Veintitrés años, y nada…

El sistema judicial mexicano volverá a ser evidenciado por su manifiesta incapacidad para resolver un crimen que enlutó a la Iglesia y a todo el país.

Veintitrés años ya y nada… literalmente ¡nada!, salvo la sólida presunción, certeza en opinión de los más, de que se trató de un crimen de Estado en el que la entonces Policía Judicial, a cargo del comandante Rodolfo León Aragón, cumplió el papel de verdugo y por el que, hoy aún, ninguno de los presuntos responsables —intelectuales y/o materiales— ha sido enjuiciado ni, menos, condenado.

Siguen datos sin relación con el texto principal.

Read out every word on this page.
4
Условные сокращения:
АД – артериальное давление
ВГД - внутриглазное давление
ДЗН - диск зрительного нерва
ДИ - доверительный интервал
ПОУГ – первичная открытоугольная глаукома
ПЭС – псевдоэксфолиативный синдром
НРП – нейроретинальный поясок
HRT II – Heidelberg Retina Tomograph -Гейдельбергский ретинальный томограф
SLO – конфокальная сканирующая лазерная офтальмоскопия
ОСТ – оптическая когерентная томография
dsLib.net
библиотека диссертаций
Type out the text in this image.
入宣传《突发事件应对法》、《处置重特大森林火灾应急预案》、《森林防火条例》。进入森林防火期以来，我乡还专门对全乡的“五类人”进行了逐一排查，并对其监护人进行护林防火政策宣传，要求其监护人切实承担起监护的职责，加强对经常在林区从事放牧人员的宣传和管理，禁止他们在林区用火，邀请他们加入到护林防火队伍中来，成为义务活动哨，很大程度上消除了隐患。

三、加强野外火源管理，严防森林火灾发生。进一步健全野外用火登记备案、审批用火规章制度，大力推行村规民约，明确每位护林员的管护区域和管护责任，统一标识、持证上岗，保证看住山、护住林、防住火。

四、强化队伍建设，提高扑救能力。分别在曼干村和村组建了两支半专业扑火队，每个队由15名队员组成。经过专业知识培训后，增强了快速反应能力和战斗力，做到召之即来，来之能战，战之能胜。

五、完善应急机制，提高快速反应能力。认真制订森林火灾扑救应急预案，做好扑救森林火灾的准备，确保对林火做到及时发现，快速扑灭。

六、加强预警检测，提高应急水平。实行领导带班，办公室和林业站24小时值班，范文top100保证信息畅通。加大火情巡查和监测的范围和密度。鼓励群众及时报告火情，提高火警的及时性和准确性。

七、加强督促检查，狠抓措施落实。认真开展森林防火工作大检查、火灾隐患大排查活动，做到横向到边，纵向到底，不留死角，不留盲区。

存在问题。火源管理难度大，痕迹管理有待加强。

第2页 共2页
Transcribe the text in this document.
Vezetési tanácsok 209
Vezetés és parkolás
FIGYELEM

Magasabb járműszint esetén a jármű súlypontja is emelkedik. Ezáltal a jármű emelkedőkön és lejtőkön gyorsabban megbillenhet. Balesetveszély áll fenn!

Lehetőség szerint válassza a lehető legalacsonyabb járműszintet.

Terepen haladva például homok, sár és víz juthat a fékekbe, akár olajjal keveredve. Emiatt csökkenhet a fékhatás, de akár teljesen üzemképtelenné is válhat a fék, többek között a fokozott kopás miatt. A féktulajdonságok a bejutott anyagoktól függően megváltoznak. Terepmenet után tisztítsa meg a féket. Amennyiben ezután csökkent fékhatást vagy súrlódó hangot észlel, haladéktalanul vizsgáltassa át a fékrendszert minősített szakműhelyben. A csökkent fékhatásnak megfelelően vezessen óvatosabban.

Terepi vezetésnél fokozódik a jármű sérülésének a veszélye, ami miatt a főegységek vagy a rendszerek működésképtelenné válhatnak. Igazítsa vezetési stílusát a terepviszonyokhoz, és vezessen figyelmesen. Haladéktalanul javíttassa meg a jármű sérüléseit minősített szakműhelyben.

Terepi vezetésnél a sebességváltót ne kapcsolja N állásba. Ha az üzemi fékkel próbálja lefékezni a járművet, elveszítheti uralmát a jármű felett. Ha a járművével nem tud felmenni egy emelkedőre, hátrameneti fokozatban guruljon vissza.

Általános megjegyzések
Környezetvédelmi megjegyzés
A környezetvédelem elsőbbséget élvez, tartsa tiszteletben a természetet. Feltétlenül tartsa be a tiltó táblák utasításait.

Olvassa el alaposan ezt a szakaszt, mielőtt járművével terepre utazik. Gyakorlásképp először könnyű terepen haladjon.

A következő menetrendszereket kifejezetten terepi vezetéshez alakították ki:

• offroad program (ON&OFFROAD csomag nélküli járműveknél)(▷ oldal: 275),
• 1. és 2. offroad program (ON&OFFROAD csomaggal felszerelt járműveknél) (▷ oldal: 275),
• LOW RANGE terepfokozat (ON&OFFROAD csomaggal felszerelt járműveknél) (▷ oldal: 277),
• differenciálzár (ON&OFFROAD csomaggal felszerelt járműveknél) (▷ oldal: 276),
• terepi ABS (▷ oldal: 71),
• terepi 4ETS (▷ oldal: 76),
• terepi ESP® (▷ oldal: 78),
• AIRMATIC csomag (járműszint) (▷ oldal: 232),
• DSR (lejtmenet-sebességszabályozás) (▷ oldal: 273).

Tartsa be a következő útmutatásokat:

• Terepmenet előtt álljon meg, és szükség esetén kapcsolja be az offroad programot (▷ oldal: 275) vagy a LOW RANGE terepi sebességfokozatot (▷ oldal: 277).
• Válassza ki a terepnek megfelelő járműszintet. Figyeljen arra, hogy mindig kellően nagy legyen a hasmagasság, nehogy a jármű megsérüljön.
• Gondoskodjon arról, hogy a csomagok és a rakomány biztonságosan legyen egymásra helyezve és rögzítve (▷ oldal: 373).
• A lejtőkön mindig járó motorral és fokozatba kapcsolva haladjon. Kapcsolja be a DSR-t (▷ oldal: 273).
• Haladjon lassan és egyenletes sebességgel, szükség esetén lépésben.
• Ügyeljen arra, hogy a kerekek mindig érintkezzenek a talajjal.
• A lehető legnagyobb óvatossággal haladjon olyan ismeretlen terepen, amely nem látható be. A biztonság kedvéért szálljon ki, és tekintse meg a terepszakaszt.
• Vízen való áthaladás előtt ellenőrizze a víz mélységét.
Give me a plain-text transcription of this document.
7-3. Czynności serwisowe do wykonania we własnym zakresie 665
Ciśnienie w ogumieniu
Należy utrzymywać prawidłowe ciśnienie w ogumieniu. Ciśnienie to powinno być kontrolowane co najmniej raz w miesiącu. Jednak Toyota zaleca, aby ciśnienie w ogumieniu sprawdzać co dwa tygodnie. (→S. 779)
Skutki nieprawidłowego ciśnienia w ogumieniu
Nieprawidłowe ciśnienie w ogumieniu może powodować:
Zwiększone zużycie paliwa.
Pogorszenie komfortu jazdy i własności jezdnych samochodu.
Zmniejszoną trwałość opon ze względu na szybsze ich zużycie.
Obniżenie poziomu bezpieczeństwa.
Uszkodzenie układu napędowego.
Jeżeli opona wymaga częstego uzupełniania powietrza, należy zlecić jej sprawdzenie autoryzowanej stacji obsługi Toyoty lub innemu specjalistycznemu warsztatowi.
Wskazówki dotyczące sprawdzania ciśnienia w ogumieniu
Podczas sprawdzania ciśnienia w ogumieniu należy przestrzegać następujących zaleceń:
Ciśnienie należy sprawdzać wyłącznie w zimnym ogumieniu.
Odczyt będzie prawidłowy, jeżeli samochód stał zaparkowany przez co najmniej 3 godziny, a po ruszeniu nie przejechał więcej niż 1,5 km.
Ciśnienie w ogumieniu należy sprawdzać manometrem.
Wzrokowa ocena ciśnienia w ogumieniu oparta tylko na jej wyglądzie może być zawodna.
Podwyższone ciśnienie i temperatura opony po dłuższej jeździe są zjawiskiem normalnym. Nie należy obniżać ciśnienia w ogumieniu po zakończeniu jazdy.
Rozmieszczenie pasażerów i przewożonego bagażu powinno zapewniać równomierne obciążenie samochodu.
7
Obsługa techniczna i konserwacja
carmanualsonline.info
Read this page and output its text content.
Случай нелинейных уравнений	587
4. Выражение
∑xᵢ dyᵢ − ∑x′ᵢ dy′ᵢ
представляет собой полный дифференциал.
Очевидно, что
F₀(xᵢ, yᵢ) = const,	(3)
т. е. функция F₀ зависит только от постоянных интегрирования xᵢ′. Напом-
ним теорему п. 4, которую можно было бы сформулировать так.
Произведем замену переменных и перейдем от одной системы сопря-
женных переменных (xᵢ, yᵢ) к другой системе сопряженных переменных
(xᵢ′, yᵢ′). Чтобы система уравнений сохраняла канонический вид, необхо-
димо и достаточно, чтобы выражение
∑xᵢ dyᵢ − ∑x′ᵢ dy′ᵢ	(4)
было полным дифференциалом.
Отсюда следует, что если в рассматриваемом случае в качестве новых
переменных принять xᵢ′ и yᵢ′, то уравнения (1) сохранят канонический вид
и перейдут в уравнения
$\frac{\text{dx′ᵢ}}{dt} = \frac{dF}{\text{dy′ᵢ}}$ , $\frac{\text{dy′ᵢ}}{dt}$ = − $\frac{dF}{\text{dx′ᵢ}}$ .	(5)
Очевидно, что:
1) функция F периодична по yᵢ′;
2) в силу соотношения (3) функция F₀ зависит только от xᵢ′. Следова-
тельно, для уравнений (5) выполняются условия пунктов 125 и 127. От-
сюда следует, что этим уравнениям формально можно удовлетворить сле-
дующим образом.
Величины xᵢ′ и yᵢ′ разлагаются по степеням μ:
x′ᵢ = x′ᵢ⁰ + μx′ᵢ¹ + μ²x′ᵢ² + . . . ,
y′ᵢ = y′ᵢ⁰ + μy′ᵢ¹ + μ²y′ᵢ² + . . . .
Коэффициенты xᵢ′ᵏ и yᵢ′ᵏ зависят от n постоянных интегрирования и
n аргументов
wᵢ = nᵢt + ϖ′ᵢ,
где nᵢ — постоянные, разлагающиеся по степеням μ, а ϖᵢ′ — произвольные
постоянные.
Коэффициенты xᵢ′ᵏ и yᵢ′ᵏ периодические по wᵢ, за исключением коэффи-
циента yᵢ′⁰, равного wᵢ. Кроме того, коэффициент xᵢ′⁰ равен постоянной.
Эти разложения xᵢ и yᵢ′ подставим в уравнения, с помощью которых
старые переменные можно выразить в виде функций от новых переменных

Este martes, efectivamente, cuando se cumpla un aniversario más del sacrificio del cardenal Juan Jesús Posadas Ocampo, en el aeropuerto de Guadalajara, el sistema judicial mexicano volverá a ser evidenciado por su manifiesta incapacidad para resolver un crimen que, al margen de otras opiniones, enlutó a la Iglesia, al país todo y, a decir de muchos, también ilustró el poder corruptor y la fuerza del crimen organizado como un actor (social y políticamente) preponderante que, desde entonces a la fecha, no ha hecho más que crecer.

Veintitrés años tras los que, por acción u omisión de autoridades de los tres niveles de gobierno, nadie parece querer recordar cómo, un mes antes del artero asesinato del purpurado, éste se confrontó con el entonces presidente Carlos Salinas de Gortari y sus colaboradores, el francés José María (Joseph) Córdoba Montoya y el extinto Manuel Camacho Solís, de manera destacada, al denunciar la vinculación de “altos funcionarios del gobierno con las redes del narcotráfico y el tráfico de mujeres”.

Ayer, en el marco de los actos previstos en memoria del extitular de las diócesis de Tijuana, Cuernavaca y, finalmente, de la arquidiócesis de Guadalajara, su sucesor en esta última, Juan Sandoval Íñiguez, subió a las redes sociales un sentido mensaje orientado, según sus propio decir, a evidenciar los frutos de las pesquisas que, en su momento, realizó la comisión tripartita en la que, con igual peso, participaron la Procuraduría General de la República, la Conferencia del Episcopado y, también, abogados y el ahora cardenal emérito de la capital tapatía.

En el documento videograbado, Sandoval Íñiguez deja en claro que, ante previsibles problemas y/o revelaciones futuras, el expediente del caso, debidamente protocolizado, se encuentra igual en la PGR que en la secretaría de la CEM, la sede de la Nunciatura Apostólica y, obvio, en los archivos de la Santa Sede.

Algún día, la justicia mexicana volverá al asunto y esclarecerá un crimen (presumiblemente) de Estado que enlutó a la Iglesia pero, más importante aún, evidenció los nexos entre personajes e instancias del poder gubernamental federal, estatal y/o municipal y el crimen organizado, algo que hoy, huelga mencionar, a nadie parece sorprender ya…   

ASTERISCOS

*Durante la multitudinaria Marcha por la Paz que ayer atestó las avenidas de Cuernavaca, el obispo Ramón Castro Castro enderezó una dura crítica a diputados locales que, el miércoles, avalaron el “matrimonio” entre personas del mismo sexo y desecharon iniciar juicio político al gobernador Graco Ramírez. “Venden su conciencia… corrompen sus principios por dinero o poder, y traicionan al pueblo”, consignó.

*Más producto de especulaciones que de una reflexión seria, lo cierto es que en el interior del PRD cobra cada vez más forma, y fuerza, la versión según la cual su presidente, el expriista Agustín Basave Benítez, dejará su cargo, en julio, a la guerrerense Beatriz Mojica, pues nadie más que ella se muestra dispuesta a completar ¡“el interinato del interino”!           

*A la vista ya del cierre de campañas con miras a integrar la nueva Constituyente, Acción Nacional, que a nivel regional dirige Mauricio Tabe, prepara ocho eventos de cierre con participación de figuras tales como Felipe Calderón y la (virtual) candidata presidencial Margarita Zavala, entre otros. El primero, el miércoles en el Parque de Los Venados.

Veámonos el miércoles, con otro asunto De naturaleza política.